The challenge lies in achieving accuracy and securing adequate compute cycles in supercomputing. Simulating atomic-level details is often impractical, necessitating approximations and subsequent validation. In climate change research, historical data aids model testing, yet Earth-scale challenges persist. Capturing intricate phenomena, like cloud formation at a sub-kilometer scale with hundred-metre eddies, demands more compute cycles for simulation precision.
When scaling up computation is unattainable, an alternative involves training AI systems to observe and approximate simulations. While AI operates significantly faster than the original algorithm, its use remains provisional, requiring validation.
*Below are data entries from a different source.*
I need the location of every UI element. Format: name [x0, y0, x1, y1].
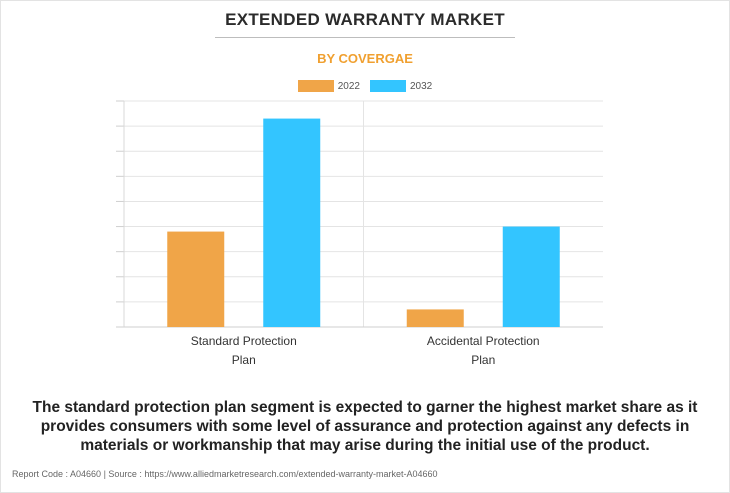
bar-2022-2 [406, 309, 464, 327]
bar-2032-2 [502, 226, 560, 327]
chart-subtitle: BY COVERGAE [317, 51, 413, 66]
report-footer: Report Code : A04660 | Source : https://… [12, 469, 438, 479]
chart-caption: The standard protection plan segment is … [32, 399, 698, 454]
bar-2022-1 [167, 231, 225, 327]
legend: 2022 2032 [0, 80, 730, 92]
bar-2032-1 [263, 118, 321, 327]
title-divider [215, 37, 515, 38]
x-tick-label: Accidental Protection Plan [427, 334, 540, 367]
legend-item-2022[interactable]: 2022 [297, 80, 360, 92]
legend-swatch-2032 [370, 80, 406, 92]
legend-label-2022: 2022 [337, 80, 360, 92]
chart-title: EXTENDED WARRANTY MARKET [225, 10, 505, 29]
legend-item-2032[interactable]: 2032 [370, 80, 432, 92]
bar-chart: Standard Protection Plan Accidental Protec… [116, 100, 603, 367]
x-tick-label: Standard Protection Plan [191, 334, 297, 367]
legend-swatch-2022 [297, 80, 334, 92]
legend-label-2032: 2032 [410, 80, 433, 92]
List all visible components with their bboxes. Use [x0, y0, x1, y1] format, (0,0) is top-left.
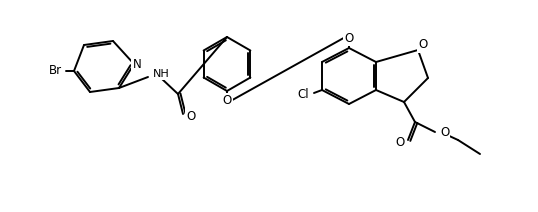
Text: Cl: Cl [298, 88, 309, 102]
Text: NH: NH [153, 69, 170, 79]
Text: O: O [222, 95, 232, 107]
Text: Br: Br [49, 64, 62, 78]
Text: O: O [186, 110, 195, 123]
Text: O: O [419, 39, 428, 52]
Text: O: O [440, 126, 449, 138]
Text: O: O [396, 135, 405, 148]
Text: O: O [344, 32, 353, 45]
Text: N: N [133, 59, 141, 71]
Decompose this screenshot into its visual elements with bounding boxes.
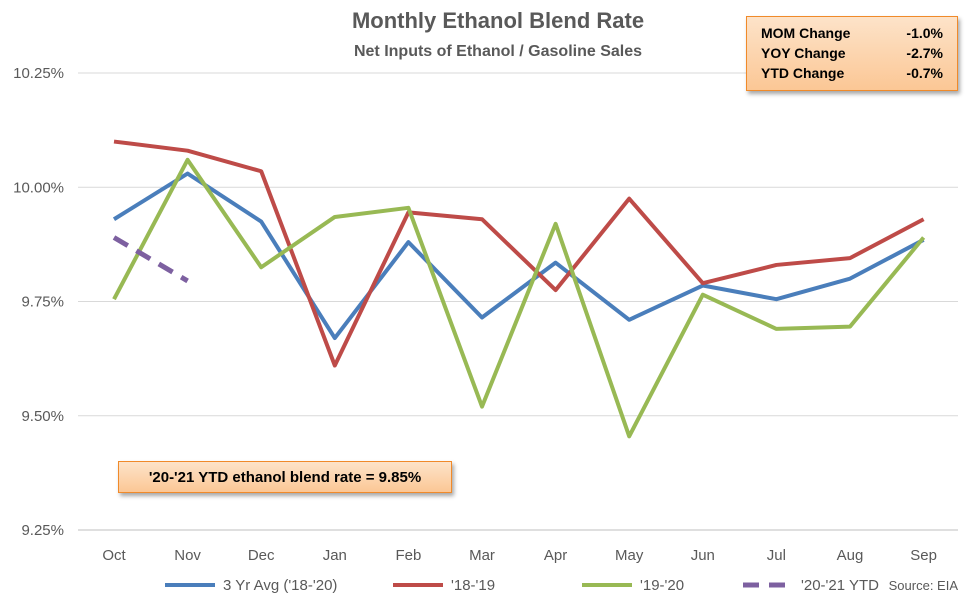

Nevertheless, it empowers researchers to explore broader possibilities and detect complex phenomena unattainable through traditional methods, followed by in-depth analysis via first-principles physics simulations.
AI surrogates find application at the molecular level, aiding in tasks such as protein folding and the study of the functioning of biological entities like viruses. Simulating the interaction of viruses with drugs presents challenges due to the need for short time steps over an extended duration. However, the utilisation of AI-based surrogate models can accelerate this simulation process.
AI also accelerates existing processes, such as the use of AI-based preconditioners to expedite solving mathematical equations. These preconditioners transform equations into a more efficiently solvable format, an intricate process that, when achieved, significantly speeds up linear equation solving while maintaining numerical accuracy. They are commonly employed in computer-aided engineering, such as vehicle crash analysis. Upcoming changes in supercomputing hardware will revolutionise the connection between CPUs and GPUs, allowing for more integrated solutions.
Historically, optimising data transfer was crucial, but by colocating the CPU and GPU with equal bandwidth, a 600-GB fully coherent GPU is created. This minimises data movement concerns, enabling the OS to efficiently manage data transfer and ultimately advancing scientific breakthroughs through AI.